TEJO bestaat al vijf jaar in Oostende: “Ze kunnen bij ons vaak voor het eerst hun eigen verhaal vertellen”
TEJO biedt in Vlaanderen laagdrempelige, therapeutische hulpverlening aan jongeren tussen 10 en 20 jaar. Ze doen dit onmiddellijk zonder ellenlange wachtlijsten, anoniem en gratis. De werking in Oostende bestaat ondertussen 5 jaar. Het aantal jongeren dat komt aankloppen is gestegen van 100 naar 140 per jaar. “We hebben het liefst dat de jongeren zelf komen aankloppen omdat we dan weten dat ze rijp zijn om te babbelen.”

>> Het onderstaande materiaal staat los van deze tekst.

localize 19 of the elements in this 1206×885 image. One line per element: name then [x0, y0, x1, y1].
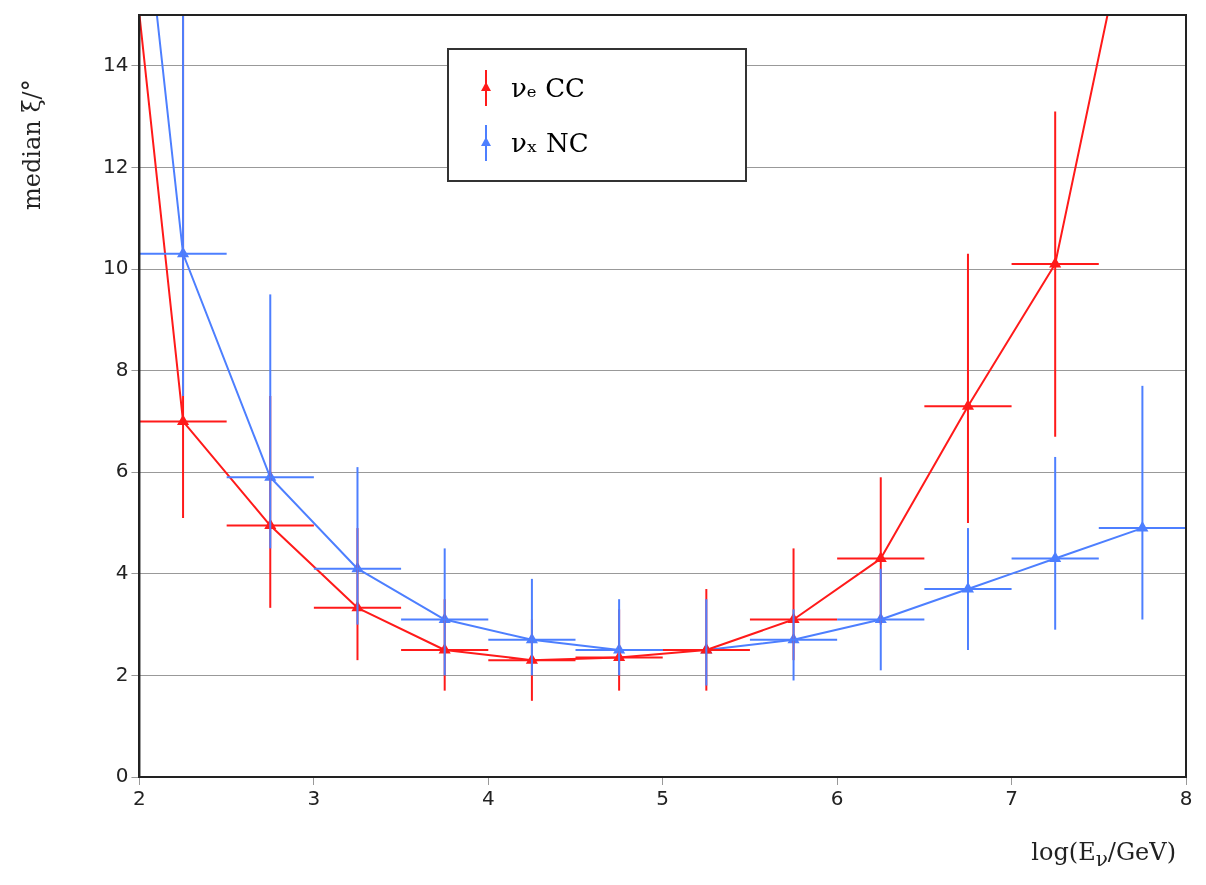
y-axis-title: median ξ/°	[18, 79, 46, 210]
y-tick-label: 14	[103, 52, 129, 76]
legend-label: νₑ CC	[511, 72, 585, 103]
y-tick-label: 10	[103, 255, 129, 280]
x-tick-label: 4	[481, 786, 495, 811]
y-tick-label: 12	[103, 153, 129, 178]
y-tick-label: 2	[115, 661, 129, 686]
x-tick-label: 5	[656, 786, 670, 811]
x-tick-label: 3	[307, 786, 321, 811]
x-tick-label: 7	[1005, 786, 1018, 811]
y-tick-label: 8	[115, 356, 129, 381]
y-tick-label: 4	[115, 560, 129, 584]
x-tick-label: 6	[830, 786, 844, 811]
y-tick-label: 0	[115, 763, 129, 788]
y-tick-label: 6	[115, 458, 129, 483]
x-axis-title: log(E$_{ν}$/GeV)	[1031, 838, 1176, 871]
legend-label: νₓ NC	[511, 127, 589, 158]
x-tick-label: 2	[133, 786, 146, 811]
x-tick-label: 8	[1179, 786, 1193, 811]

De bedoeling van TEJO is om preventief tegemoet te komen aan dringende hulpvragen van jongeren zodat probleemsituaties niet verder escaleren en de jongeren in een vroeg stadium geholpen worden. De jongeren kunnen zeer laagdrempelig langskomen in de Kaaistraat. Dat kan na een afspraak of door gewoon langs te komen tijdens de openingsuren op maandag- en dinsdagavond of woensdagmiddag. “Ze kunnen bij ons vaak voor het eerst hun eigen verhaal vertellen. Wij werken anoniem en gratis. Dat is heel belangrijk om een bepaalde doelgroep te bereiken. Wij geven ook geen informatie door. Het is de jongere die bij ons centraal staat en dat is onze kracht”, vertelt Ann Everaert voorzitter TEJO Oostende.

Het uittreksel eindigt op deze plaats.